II. Modifying, through intentionally deceptive means, any of the following settings related to the computer's access to, or use of, the Internet:
(a) The page that appears when an authorized user launches an Internet browser or similar program used to access and navigate the Internet.
(b) The default provider the authorized user uses to access or search the Internet.
(c) The authorized user's list of bookmarks used to access Web pages.
(d) An authorized user's security or other settings that protect information about the authorized user, for the purpose of stealing personal information of, or causing harm to, an authorized user.
(e) The security settings of the computer for the purpose of causing damage to one or more computers.
III. Collecting personal information through intentionally deceptive means, such as through the use of a keystroke logging function, and transferring that information from the computer to another person.
IV. Preventing, through intentionally deceptive means, an authorized user's reasonable efforts to block the installation of, or to disable, software by doing any of the following:
(a) Presenting an authorized user with an option to decline installation of software such that, when the option is selected, the installation nevertheless proceeds.
(b) Falsely representing that software has been disabled.
(c) Causing software that the authorized user has properly removed or disabled to automatically reinstall or reactivate on the computer without the authorization of an authorized user.
V. Intentionally misrepresenting that software will be uninstalled or disabled by an authorized user's action, with knowledge that the software will not be uninstalled or disabled.

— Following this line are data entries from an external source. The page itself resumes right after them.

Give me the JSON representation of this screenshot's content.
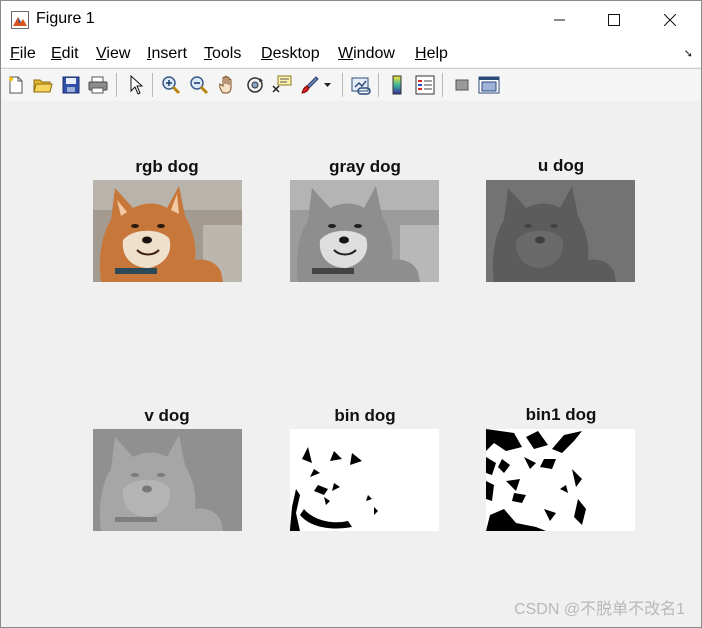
{
  "window": {
    "title": "Figure 1",
    "icon": "matlab-figure-icon",
    "controls": [
      "minimize-icon",
      "maximize-icon",
      "close-icon"
    ]
  },
  "menu": {
    "items": [
      {
        "label": "File",
        "mnemonic": "F"
      },
      {
        "label": "Edit",
        "mnemonic": "E"
      },
      {
        "label": "View",
        "mnemonic": "V"
      },
      {
        "label": "Insert",
        "mnemonic": "I"
      },
      {
        "label": "Tools",
        "mnemonic": "T"
      },
      {
        "label": "Desktop",
        "mnemonic": "D"
      },
      {
        "label": "Window",
        "mnemonic": "W"
      },
      {
        "label": "Help",
        "mnemonic": "H"
      }
    ],
    "dock_icon": "dock-arrow-icon"
  },
  "toolbar": {
    "icons": [
      "new-figure-icon",
      "open-file-icon",
      "save-icon",
      "print-icon",
      "edit-plot-arrow-icon",
      "zoom-in-icon",
      "zoom-out-icon",
      "pan-hand-icon",
      "rotate-3d-icon",
      "data-cursor-icon",
      "brush-icon",
      "brush-dropdown-icon",
      "link-plot-icon",
      "insert-colorbar-icon",
      "insert-legend-icon",
      "hide-plot-tools-icon",
      "show-plot-tools-icon"
    ]
  },
  "subplots": [
    {
      "title": "rgb dog",
      "kind": "rgb"
    },
    {
      "title": "gray dog",
      "kind": "gray"
    },
    {
      "title": "u dog",
      "kind": "u"
    },
    {
      "title": "v dog",
      "kind": "v"
    },
    {
      "title": "bin dog",
      "kind": "bin"
    },
    {
      "title": "bin1 dog",
      "kind": "bin1"
    }
  ],
  "watermark": "CSDN @不脱单不改名1",
  "colors": {
    "window_bg": "#f0f0f0",
    "rgb_fur": "#c8773a",
    "gray_fur": "#9a9a9a",
    "u_bg": "#6e6e6e",
    "v_bg": "#8e8e8e"
  }
}
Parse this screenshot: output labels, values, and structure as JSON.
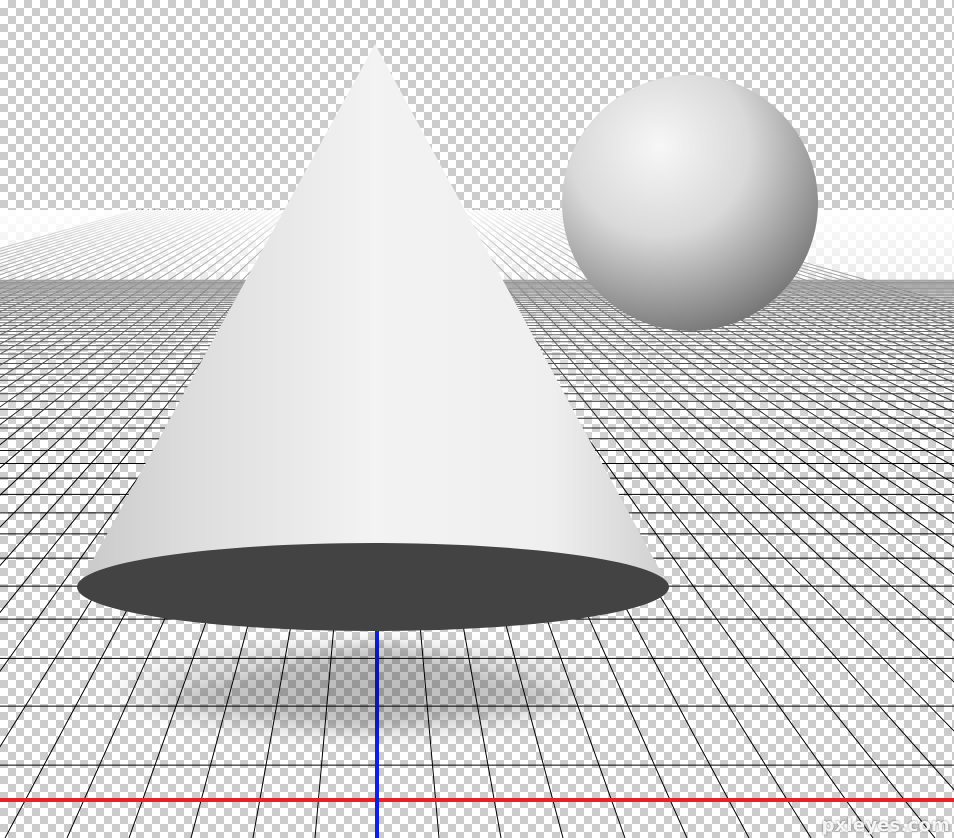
{
  "scene": {
    "objects": [
      "cone",
      "sphere"
    ],
    "ground": "perspective-grid",
    "background": "transparency-checkerboard"
  },
  "colors": {
    "grid_line": "#000000",
    "x_axis": "#e8202a",
    "z_axis": "#1020e0",
    "cone_base": "#434343",
    "object_light": "#f6f6f6",
    "object_dark": "#7d7d7d"
  },
  "watermark": "pxleyes.com"
}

VI. Inducing, through deceptive means, an authorized user to install a software component onto the computer, including deceptively misrepresenting that installing software is necessary for security or privacy reasons or in order to open, view, or play a particular type of content.
VII. Deceptively installing and executing on the computer one or more additional computer software components with the intent of causing an authorized user to use the components in a way that violates any other provision of this section.
VIII. Through intentionally deceptive means, removing, disabling, or rendering inoperative a security, antispyware, or antivirus technology installed on the computer.

Source. 2005, 238:1, eff. July 14, 2005.